In January 1990, at the age of 16, de la Falaise walked in her first Saint Laurent haute couture fashion show, where she wore a pink bridal gown at the end of the show. She subsequently became a muse to Saint Laurent himself, who cast her as the bride in his fashion shows from 1990 to 1994. De la Falaise also starred in the ad campaign for the Saint Laurent perfume called Paris.

While working on a photoshoot with photographer Steven Meisel for Vogue Italia in the fall of 1992, de la Falaise was given a pixie haircut by the hairstylist Garren. Her short hair was even dubbed "Twiggy revisited". From that point onward, her look became described as gamine and she was referred to as the "gamine of the moment". De la Falaise constituted part of the waif model trend of the mid-1990s.

Aside from Meisel, de la Falaise has been photographed by Paolo Roversi, Max Vadukul, Bruce Weber, Irving Penn, Corrine Day, Albert Watson, Peter Lindbergh, Mark Borthwick, Arthur Elgort, Mario Sorrenti, Andrea Blanch, Tim Walker, David Sims, and Ellen von Unwerth. In October 1994, she was one of 32 models on the cover of the 30th anniversary issue of Vogue Italia. She has also graced the covers of Vogue (USA), Vogue (Germany), Vogue Australia, Harper's Bazaar (Germany), Harpers & Queen, Elle, Town & Country, and Tatler, among others.

She has appeared in advertisements for Yves Saint Laurent haute couture, Yves Saint Laurent Rive Gauche, Guerlain perfumes, Davidoff Goodlife fragrance, Chloé, Stella McCartney, Alberta Ferretti, Comme des Garçons, Armani, Versus (Versace), Ann Taylor, Anthropologie, Banana Republic, and DKNY.

In 1997, she was inducted into the International Best Dressed Hall of Fame List.

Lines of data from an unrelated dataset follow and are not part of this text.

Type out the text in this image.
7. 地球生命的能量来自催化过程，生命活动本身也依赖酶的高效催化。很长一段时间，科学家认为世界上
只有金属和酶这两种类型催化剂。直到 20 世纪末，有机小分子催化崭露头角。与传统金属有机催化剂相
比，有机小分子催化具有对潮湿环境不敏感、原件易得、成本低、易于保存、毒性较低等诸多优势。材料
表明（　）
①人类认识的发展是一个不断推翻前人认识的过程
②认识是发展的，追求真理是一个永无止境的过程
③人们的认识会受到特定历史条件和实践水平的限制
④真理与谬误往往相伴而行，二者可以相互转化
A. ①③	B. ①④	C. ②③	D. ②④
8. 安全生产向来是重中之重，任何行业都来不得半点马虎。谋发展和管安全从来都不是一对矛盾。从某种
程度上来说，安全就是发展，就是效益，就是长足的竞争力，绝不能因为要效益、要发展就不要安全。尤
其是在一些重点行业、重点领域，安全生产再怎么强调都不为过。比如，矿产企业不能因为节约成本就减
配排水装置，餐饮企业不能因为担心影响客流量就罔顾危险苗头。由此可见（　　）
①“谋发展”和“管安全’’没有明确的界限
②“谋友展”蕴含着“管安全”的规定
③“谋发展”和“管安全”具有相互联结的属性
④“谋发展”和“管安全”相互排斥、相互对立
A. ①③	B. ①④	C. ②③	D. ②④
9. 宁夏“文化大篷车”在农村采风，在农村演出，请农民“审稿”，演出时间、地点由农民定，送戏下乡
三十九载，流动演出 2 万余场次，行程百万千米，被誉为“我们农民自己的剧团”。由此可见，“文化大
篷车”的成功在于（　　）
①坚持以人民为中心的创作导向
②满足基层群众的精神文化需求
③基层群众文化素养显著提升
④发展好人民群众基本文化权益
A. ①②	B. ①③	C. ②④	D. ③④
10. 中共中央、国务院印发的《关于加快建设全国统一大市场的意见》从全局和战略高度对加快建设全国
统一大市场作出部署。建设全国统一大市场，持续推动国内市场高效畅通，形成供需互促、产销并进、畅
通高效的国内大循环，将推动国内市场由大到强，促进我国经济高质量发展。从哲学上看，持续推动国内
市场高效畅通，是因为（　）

In July 1998, she made a cameo appearance as the bride at the end of Saint Laurent's fall/winter haute couture fashion show.
After modeling, de la Falaise forayed into fashion styling. She designed a series of three handbags for the Schiaparelli fashion house, which were given the names "Selene, Soteria, and Selkie". She has also worked in interior design. She designed a picnic basket in collaboration with Dior for the grand opening of its flagship store in London. In 2024, de la Falaise was named ambassador of the Sisleÿa skin care line from the brand Sisley.

== Personal life ==
In 1992, de la Falaise met Marlon Richards, the son of The Rolling Stones bandmember Keith Richards and Anita Pallenberg, through a blind date arranged by Pallenberg who had first noticed de la Falaise on the October 1992 cover of Vogue Italia. De la Falaise and Richards were married in 1994 and have 3 children. Their daughter, Ella Richards, became a model.